Ulusal Savunma Hükümeti'nin Almanlarla imzaladığı teslimiyetçi ateşkes antlaşması (28 Ocak 1871) ve Ulusal Meclis'in monarşist çoğunluğu, Paris halkı ve Ulusal Muhafızlar arasında büyük bir tepkiye yol açtı. Hükümet başkanı Thiers'in, Paris'i silahsızlandırmak amacıyla 18 Mart 1871 sabahı Ulusal Muhafızların toplarını ele geçirme girişimi, devrimin fitilini ateşledi. Montmartre'daki kadınların öncülük ettiği direniş, askerlerin halkın saflarına geçmesiyle büyüdü ve Thiers hükümeti Versailles'a kaçmak zorunda kaldı. İktidar, Ulusal Muhafız Merkez Komitesi'nin eline geçti ve 26 Mart'ta yapılan seçimlerin ardından 28 Mart'ta Paris Komünü resmen ilan edildi. Komün, devrimin üç renkli bayrağının karşısına kızıl bayrakla çıkarak yeni bir dönemi başlatıyordu.

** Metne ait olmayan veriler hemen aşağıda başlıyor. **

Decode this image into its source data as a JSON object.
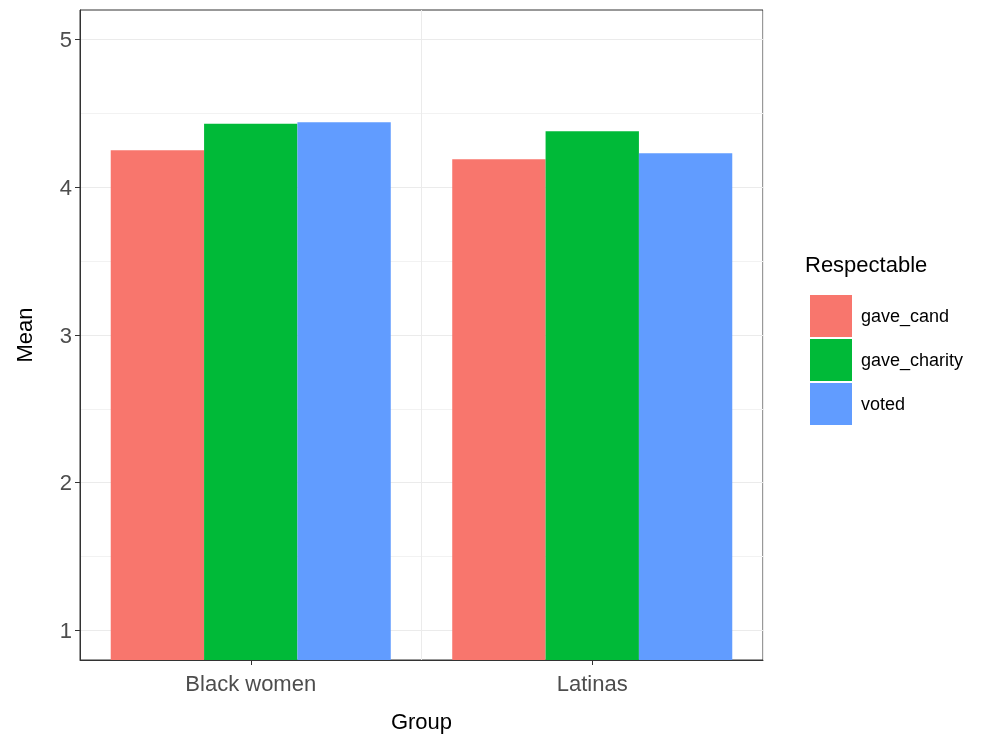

Komün, tarihin ilk işçi devleti deneyimiydi. Marx'ın ifadesiyle, "parlamenter bir örgüt değil, aynı zamanda hem yürütme ve hem de yasama gücüne sahip, etkin bir örgüt"tü. Temel icraatları arasında şunlar yer alıyordu:

• Sürekli ordunun kaldırılması ve yerine halkın silahlandırıldığı Ulusal Muhafızların geçirilmesi.

• Polis ve yargıçların, Komün'e karşı sorumlu ve her an görevden alınabilir memurlar haline getirilmesi.

• Kilise ile devletin ayrılması.

• Adaletin parasız hale getirilmesi, noterlik ve mübaşirlik gibi görevlerin satışına son verilmesi.

• İşçilerin terk edilmiş fabrikaları kooperatifler halinde işletmesi yönünde kararnameler çıkarılması.

Komün hareketinde Louise Michel gibi anarşist kadınlar ön saflarda yer aldı. Kadınlar, kulüplerde, savunma komitelerinde ve "Kadınlar Birliği" gibi örgütlerde aktif rol oynadılar. Komün, savaşta ölen Ulusal Muhafızların evli olmayan eşlerine ve çocuklarına maaş bağlayarak, resmi evlilikle fiili birlikteliği eşdeğer sayan devrimci bir adım attı.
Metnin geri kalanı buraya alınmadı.